Потрясающее суровым реализмом зрелище возвышающейся на голом холме виселицы с двумя раскачиваемыми ветром мертвыми телами врывается в нарядную атмосферу фрески как порыв леденящего ветра, усиливая драматическую напряженность ее эмоционального строя и сближая поэтический мир героев и принцесс с трезвым и жестоким миром реальности. И благодаря единому драматическому ключу в организованной мозаике эпизодов начинает просвечивать тот принцип подчинения деталей героико-монументальному началу, который будет отличать искусство Мантеньи.

С наибольшей концентрацией настроение фрески излучают ее центральные персонажи — изображенные на первом плане воин, готовый вскочить в седло, и неподвижная принцесса. В образе св. Георгия — развитие и дальнейшая трансформация художественного идеала, воплощенного Пизанелло впервые в архангелах «Благовещения». Если в некоторой статичности его движения трудно обнаружить витальную энергию и упрямую решимость героев нового искусства Тосканы, а в элегантности облика святого, в светлых его кудрях по-прежнему много рыцарской романтики и куртуазности, то в целом этот образ не находит близких параллелей и в родной ему северо-итальянской среде. Далекий от «нежных кукол Мазолино, да и от образов Джентиле», защитник принцессы наделяется художником качествами живого человека едва ли не в ущерб идеальному представлению о храбрости и мужестве. При внешней активности движения и жеста этот персонаж поражает своей замкнутостью, полной изолированностью от окружающего, погруженностью в себя. Его состояние воспринимается как естественная реакция не святого, но смертного человека, задумавшегося о возможном исходе битвы. И словно поэтому некрасивое в жестковатой напряженности форм лицо Георгия — сильно возмужавшее, повзрослевшее и утратившее «идеальность» лицо архангела Михаила — обретает какую-то мучительную недоговоренность. В действительности это ощущение рождается немотой полуоткрытого рта святого — с помощью этой детали, так неожиданно контрастирующей с его спокойно-неподвижными лбом и глазами, Пизанелло пытается оживить и индивидуализировать персонаж. Но внутри образной характеристики эта мимическая гримаса воспринимается как отражение психологического состояния героя.

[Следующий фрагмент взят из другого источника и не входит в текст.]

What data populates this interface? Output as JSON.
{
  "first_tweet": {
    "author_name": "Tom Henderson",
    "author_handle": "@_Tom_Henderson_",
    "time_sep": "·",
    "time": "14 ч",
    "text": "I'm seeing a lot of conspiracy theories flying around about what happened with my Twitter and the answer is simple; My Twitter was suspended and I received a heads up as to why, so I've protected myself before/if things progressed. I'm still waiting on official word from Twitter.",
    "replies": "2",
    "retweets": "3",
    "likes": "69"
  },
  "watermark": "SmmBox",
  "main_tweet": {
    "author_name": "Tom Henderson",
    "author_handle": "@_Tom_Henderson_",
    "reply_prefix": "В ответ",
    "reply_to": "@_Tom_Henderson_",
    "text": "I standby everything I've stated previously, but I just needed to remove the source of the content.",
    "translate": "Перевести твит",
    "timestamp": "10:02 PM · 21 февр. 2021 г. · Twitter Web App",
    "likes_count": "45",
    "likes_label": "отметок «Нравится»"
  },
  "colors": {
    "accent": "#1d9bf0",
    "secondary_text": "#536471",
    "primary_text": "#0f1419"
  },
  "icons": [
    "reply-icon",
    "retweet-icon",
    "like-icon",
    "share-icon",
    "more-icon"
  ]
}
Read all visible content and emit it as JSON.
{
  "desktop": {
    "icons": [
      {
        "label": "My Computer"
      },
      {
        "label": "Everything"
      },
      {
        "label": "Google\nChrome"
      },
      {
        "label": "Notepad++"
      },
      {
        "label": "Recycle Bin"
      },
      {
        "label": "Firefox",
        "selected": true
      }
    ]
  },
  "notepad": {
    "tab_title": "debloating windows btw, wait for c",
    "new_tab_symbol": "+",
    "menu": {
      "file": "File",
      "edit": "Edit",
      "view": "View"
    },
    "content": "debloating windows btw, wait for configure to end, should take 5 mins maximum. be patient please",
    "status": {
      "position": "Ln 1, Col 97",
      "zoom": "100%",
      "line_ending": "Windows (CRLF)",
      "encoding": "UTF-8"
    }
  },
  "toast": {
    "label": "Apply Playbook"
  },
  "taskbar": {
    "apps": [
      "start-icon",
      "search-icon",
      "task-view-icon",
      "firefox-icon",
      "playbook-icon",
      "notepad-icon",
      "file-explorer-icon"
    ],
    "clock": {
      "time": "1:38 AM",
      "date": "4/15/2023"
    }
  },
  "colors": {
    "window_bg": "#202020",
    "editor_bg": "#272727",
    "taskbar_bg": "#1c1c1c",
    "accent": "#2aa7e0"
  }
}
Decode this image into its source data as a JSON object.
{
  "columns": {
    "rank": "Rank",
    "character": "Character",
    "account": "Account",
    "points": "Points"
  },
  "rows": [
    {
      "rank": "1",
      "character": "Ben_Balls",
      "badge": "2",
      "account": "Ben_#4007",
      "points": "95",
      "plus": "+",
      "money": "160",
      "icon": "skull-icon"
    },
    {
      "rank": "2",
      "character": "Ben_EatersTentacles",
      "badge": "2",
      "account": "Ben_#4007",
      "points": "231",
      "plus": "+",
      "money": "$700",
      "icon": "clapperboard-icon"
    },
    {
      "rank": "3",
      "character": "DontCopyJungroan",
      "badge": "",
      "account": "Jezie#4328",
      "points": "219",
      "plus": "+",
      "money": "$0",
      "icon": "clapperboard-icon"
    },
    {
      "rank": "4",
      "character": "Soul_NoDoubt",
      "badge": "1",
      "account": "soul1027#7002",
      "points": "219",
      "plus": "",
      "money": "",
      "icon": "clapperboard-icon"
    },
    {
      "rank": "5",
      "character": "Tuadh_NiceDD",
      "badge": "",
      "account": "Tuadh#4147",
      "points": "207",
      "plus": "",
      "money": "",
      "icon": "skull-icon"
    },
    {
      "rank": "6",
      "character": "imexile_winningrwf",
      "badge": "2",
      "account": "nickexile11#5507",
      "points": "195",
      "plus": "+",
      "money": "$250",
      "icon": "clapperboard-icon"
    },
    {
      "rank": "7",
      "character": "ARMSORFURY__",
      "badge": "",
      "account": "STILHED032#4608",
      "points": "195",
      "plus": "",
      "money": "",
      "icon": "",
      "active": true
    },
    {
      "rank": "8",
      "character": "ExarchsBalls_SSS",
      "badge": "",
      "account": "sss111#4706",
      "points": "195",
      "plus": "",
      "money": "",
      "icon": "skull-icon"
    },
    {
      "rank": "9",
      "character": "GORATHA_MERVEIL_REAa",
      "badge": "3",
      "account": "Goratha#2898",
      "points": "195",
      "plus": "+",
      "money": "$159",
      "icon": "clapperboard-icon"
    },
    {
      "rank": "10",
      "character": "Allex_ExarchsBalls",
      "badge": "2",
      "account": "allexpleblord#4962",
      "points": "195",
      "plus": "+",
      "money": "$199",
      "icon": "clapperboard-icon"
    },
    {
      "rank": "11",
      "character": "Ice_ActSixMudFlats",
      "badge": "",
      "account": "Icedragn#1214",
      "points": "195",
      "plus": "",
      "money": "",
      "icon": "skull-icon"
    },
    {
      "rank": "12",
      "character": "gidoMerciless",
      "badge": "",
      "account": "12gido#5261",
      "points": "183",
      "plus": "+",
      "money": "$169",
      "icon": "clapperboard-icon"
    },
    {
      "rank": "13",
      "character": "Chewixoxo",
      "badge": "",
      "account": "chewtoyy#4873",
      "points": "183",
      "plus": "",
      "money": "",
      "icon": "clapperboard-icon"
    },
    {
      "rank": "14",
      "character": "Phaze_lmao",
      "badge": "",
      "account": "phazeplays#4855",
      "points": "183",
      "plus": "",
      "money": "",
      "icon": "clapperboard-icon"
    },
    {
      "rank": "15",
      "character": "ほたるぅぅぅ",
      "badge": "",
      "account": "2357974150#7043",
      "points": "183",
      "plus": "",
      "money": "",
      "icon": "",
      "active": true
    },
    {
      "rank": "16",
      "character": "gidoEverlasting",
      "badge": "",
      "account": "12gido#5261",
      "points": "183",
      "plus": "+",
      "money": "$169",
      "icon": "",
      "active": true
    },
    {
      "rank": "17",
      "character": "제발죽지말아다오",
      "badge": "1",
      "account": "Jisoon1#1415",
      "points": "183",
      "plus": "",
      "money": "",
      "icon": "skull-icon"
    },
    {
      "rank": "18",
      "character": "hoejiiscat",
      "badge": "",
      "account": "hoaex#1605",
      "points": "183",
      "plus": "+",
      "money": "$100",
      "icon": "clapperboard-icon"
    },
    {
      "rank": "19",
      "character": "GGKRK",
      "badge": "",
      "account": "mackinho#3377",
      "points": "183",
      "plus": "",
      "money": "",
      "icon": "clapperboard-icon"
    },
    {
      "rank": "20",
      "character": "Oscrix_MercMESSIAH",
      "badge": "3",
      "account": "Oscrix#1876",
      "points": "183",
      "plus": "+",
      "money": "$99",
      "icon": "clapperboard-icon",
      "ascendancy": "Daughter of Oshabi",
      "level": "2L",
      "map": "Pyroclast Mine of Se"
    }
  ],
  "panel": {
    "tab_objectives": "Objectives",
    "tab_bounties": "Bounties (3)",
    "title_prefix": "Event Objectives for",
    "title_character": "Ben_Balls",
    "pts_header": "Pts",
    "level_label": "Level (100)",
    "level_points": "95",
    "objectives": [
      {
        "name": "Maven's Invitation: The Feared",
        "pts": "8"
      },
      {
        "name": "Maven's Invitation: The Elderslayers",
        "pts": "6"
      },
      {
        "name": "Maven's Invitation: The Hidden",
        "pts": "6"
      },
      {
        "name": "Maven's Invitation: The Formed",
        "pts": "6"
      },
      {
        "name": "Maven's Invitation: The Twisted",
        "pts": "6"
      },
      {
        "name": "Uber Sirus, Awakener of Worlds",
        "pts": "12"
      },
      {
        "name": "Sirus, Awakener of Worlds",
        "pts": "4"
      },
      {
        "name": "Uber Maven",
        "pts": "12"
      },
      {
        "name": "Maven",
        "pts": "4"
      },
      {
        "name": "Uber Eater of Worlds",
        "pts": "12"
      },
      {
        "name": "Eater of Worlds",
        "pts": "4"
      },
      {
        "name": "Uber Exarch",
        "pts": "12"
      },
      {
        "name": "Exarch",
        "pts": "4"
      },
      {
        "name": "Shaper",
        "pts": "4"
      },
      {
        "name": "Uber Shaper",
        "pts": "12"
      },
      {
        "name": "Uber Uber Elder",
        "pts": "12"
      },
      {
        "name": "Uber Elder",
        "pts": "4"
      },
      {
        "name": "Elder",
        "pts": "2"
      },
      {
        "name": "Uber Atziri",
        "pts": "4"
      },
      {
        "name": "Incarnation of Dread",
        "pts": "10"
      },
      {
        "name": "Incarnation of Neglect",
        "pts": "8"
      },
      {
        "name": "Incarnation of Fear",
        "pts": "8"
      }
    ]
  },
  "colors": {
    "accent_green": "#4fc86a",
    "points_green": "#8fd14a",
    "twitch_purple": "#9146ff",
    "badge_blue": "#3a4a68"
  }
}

Самый многозначительный образ фрески и один из самых пленительных женских образов в живописи раннего кватроченто — принцесса. В ее царственной осанке, в широком и монолитном силуэте, в плавной округлости форм странным образом сочетаются мягкая нежность женственности, бесстрастие прекрасного символа, магическая сила сказочного персонажа и внутренняя свобода и естественность физически совершенного человека. Словно озаряющая своим «лунным» профилем всю композицию и тем самым усиливающая присущий ей оттенок ирреального и фантастического, принцесса из Санта Анастазия вместе с тем — создание в высшей степени реальное и материальное. И доказательством тому служат не только характерные особенности ее костюма, прически, подбритые в соответствии с модой волосы надо лбом — специфические приметы быта северо-итальянских дворов, — но главным образом само лицо женщины, застылое, идеализированное, но сохранившее в подчеркнутой плавности очертаний всю конкретность и остроту индивидуального облика живой модели.